I’m very curious as to what put you in mindset that you maybe somehow were?
I can attest to this as well (my “scale” being a few Pis) recently having had to deal with swapping from an x86 to an ARM device…which I thought would be more difficult?
ha, I just recently thought “wait, does this thing care about tabs?” does it? who knows.
…
yikes!
really cool!
Thanks for sharing! Learned lots from this post and really appreciate it.
Seems like a very sensible change!
I have been running NixOS on Hetzner and Vultr VPSes the last two years. Both support booting from an ISO image. I manage the machines (as well as some home machines) with morph, with does the job admirably. It is a stateless (in contrast to NixOps) wrapper around
nix-copy-closure
with some perks such as health checks.NixOS works great for servers. The updates between major releases have been flawless so far and having your full system configuration reproducibly in a git repo gives peace of mind.
Sure, it’s not a setup with auto-scaling, etc. But my personal and family use consists of: serving static sites that should be able to handle a few hits per second, S3-compatible blob storage using minio, and a couple of MoinMoin wikis. All of which can be done easily with 1-2 small VPSes.
I was (am?) on the Docker train, I did deploy two Docker Swarm clusters, but I never got around to Kubernetes. And at this point, I’m wondering (hoping?) whether I can just hold out until the next shiny thing comes along.

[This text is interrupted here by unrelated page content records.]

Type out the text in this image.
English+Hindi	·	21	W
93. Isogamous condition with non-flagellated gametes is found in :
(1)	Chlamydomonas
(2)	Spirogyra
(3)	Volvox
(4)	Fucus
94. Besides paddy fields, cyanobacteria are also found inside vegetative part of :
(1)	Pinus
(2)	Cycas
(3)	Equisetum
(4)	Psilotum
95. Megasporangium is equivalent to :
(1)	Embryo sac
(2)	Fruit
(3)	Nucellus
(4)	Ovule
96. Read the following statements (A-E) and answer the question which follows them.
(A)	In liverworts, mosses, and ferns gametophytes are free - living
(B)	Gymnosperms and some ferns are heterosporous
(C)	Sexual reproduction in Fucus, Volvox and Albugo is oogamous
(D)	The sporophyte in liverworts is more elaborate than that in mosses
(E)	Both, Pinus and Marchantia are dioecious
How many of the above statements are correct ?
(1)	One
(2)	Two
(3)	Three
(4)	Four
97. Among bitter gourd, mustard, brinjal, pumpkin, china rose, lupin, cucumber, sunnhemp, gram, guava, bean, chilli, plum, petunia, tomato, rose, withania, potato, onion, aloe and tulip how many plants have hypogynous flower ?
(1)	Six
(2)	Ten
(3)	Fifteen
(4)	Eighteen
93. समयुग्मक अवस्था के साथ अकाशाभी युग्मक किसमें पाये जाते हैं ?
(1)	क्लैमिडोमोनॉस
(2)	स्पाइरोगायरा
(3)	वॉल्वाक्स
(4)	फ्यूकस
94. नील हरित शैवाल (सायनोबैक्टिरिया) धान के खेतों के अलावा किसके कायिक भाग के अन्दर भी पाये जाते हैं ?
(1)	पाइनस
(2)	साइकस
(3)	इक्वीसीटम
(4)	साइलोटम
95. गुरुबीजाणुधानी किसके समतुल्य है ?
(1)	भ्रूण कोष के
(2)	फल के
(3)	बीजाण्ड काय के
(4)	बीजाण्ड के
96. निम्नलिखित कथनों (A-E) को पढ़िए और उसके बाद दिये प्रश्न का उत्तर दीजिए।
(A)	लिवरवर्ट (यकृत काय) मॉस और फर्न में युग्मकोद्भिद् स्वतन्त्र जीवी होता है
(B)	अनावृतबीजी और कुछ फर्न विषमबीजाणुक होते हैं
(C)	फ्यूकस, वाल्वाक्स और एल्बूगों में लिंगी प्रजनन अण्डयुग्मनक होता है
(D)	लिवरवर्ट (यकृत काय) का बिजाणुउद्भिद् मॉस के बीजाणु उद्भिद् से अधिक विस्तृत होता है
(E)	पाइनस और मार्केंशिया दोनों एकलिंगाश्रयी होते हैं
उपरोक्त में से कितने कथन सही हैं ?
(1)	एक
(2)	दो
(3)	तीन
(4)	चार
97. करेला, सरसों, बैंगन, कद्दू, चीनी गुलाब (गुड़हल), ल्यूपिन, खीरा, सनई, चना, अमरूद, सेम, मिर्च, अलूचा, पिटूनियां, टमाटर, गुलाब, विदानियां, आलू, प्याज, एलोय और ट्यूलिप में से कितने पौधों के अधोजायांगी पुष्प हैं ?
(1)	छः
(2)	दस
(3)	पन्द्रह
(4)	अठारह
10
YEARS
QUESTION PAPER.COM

Docker is ok as a packaging format. I quite like the idea around layers. However I can’t shake the feeling that as runtime it’s rather wasteful use of hardware. If you run a k8 cluster on amazon it’s like virtualization upon virtualization (upon whatever virtualization Amazon uses we don’t see). This comes with a cost both in managing the complexity and use of hardware.
To top it off we have the hopelessly inefficient enterprise sector adding stuff like sidecar attachments for intrusion detection and deep packet inspection of these virtual networks.
I’m interested in trends that go the other way. Rust is cool, because with it comes a re-focus on efficient computing. Statically linked binaries would be a much simpler way of packaging than containers.
k8s/docker/etc. don’t need to be virtualized, that is one of their selling points. Dunno if that’s how AWS does it, though.
I did the same and landed on Hetzner Cloud + NixOS. I’m pretty happy with it!
I use krops to manage it. Here is a simple script for initial setup.
Have you tried Morph and NixOps? I’m currently planning on switching to Nix flakes for my systems, and am wondering what deployment tool will work best.